Amid the newspapers’ recent gloom of approaching economic recession, political skullduggery and our planet’s resources being rapidly depleted, I read of David Hockney’s gift of his massive ‘Bigger Trees Near Warter’ to the Tate Gallery, and my heart lifted.
(The photo is from the BBC’s site, where they have a detailed report of Hockney’s gift)
It’s an enormous painting (forty feet by fifteen feet) and an enormous gift to the nation, which I look forward (enormously…) to being able to see one day.
The painting’s made up of fifty panels, painted on site, and assembled.
What a thing this will be to inspect. But what could it teach me now?
I’ve recently concluded a project where I needed to give the client a complete ‘picture’ of their current situation and where they might get to.

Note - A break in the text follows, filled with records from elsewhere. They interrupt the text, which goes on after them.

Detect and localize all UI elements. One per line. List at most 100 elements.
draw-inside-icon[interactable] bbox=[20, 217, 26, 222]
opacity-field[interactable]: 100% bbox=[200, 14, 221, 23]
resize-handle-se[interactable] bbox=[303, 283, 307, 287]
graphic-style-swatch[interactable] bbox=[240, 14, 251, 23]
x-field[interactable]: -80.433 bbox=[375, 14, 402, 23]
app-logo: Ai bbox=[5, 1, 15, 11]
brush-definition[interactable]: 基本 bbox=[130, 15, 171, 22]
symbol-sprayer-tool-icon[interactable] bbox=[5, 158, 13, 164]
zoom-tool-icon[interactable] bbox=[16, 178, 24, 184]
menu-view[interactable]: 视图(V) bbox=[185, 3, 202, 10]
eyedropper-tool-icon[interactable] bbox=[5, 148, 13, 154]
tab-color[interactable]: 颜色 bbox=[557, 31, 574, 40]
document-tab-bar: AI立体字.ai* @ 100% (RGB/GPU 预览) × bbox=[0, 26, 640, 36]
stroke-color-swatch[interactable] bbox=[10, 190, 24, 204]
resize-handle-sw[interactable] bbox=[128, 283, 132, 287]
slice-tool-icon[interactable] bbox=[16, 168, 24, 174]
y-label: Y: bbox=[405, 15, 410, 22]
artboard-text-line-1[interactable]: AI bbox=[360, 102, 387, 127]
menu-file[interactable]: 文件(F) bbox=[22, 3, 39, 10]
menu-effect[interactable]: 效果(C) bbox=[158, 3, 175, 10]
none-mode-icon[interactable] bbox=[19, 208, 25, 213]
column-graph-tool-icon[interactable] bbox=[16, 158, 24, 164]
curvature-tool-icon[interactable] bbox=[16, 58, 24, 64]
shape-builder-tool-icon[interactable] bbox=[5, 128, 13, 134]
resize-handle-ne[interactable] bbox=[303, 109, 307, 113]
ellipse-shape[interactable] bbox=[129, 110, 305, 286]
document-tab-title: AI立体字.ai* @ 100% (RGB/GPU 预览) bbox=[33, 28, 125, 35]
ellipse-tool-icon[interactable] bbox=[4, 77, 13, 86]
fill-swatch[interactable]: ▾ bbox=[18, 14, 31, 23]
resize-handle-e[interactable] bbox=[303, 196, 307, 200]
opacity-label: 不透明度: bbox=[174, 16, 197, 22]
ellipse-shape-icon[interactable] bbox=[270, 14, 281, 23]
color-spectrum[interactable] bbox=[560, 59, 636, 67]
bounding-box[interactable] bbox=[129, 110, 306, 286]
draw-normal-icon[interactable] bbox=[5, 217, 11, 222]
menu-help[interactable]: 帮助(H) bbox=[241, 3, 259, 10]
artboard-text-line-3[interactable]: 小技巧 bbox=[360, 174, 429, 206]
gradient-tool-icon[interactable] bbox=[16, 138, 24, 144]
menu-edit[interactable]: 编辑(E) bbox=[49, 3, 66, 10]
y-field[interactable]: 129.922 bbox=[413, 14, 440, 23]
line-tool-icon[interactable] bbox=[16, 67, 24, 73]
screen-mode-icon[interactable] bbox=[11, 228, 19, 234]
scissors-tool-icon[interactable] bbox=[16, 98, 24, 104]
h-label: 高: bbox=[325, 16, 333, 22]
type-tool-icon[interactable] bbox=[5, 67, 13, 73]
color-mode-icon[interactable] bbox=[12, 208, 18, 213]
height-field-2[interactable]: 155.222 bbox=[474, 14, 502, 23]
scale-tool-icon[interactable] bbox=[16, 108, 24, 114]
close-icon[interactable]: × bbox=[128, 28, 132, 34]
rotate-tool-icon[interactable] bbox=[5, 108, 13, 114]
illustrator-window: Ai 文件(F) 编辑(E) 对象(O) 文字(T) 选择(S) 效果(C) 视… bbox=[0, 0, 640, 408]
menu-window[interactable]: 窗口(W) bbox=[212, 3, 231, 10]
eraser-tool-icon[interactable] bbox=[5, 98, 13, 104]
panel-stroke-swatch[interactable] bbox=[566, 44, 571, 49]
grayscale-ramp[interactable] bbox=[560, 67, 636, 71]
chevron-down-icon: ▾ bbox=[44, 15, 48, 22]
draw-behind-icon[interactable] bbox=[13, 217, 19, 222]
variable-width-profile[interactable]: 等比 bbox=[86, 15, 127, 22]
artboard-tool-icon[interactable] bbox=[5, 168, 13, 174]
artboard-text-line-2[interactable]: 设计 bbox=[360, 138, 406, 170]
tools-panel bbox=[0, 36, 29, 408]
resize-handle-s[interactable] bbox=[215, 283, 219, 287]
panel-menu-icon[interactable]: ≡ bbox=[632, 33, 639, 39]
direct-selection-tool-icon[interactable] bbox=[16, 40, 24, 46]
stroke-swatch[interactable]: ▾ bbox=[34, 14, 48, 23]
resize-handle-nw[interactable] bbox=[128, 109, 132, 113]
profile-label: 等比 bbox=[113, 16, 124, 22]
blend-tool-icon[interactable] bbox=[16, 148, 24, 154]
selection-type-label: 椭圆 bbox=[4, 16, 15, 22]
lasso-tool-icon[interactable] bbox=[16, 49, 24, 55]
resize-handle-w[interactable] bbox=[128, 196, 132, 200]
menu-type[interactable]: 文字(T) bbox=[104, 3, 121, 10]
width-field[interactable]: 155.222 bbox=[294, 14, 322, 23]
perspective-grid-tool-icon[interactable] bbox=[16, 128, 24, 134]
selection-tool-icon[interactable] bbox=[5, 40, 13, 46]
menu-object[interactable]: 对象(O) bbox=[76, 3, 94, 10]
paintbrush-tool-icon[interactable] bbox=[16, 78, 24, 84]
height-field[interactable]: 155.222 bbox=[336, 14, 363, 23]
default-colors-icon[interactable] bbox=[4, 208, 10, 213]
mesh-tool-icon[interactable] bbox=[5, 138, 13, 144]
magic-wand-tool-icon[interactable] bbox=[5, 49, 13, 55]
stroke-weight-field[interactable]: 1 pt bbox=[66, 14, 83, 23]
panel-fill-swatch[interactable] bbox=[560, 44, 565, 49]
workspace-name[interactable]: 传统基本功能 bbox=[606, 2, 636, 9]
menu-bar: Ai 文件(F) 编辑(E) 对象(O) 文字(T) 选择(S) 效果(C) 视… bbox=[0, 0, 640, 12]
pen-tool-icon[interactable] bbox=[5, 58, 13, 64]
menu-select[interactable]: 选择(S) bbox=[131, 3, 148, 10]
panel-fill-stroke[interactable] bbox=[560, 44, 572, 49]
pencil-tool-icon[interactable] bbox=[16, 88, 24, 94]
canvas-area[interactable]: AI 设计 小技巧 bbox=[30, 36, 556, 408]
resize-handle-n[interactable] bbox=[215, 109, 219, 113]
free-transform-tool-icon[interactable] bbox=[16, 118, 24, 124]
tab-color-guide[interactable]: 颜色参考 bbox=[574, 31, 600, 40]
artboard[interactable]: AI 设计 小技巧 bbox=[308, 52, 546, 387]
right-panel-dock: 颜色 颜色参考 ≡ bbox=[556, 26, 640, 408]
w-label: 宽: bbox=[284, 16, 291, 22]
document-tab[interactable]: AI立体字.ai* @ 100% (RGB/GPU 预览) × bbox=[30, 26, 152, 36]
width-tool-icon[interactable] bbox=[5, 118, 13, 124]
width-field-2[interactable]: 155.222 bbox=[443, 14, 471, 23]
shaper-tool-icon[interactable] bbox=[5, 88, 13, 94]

What I delivered to them was all in words. But as I interviewed people, examined the meaning of what they said, researched what the client’s competitors, partners and customers thought, and delivered my report, I had in mind David Hockney’s painting. I tried to faithfully represent each factor that had been considered, just as every panel had been painted, and tried to present a coherent overall picture of what was going on, just as Hockney assembled his painting.
I very much doubt that my client looked at my report and thought “You know, he must have been inspired by Hockney when he wrote this”. But that’s not the point.
Carrying through into my work, which often results in words on a page, the inspiration I get from things which are seen, felt, heard or tasted makes just as much sense to me as trying to use other people’s words on a page or screen. It keeps things fresh.
Be a receptor. Figure out how to use influences from media outside the one you work in.
Oh, and go to see ‘Bigger Trees Near Warter’ when it’s installed in the Tate. Please.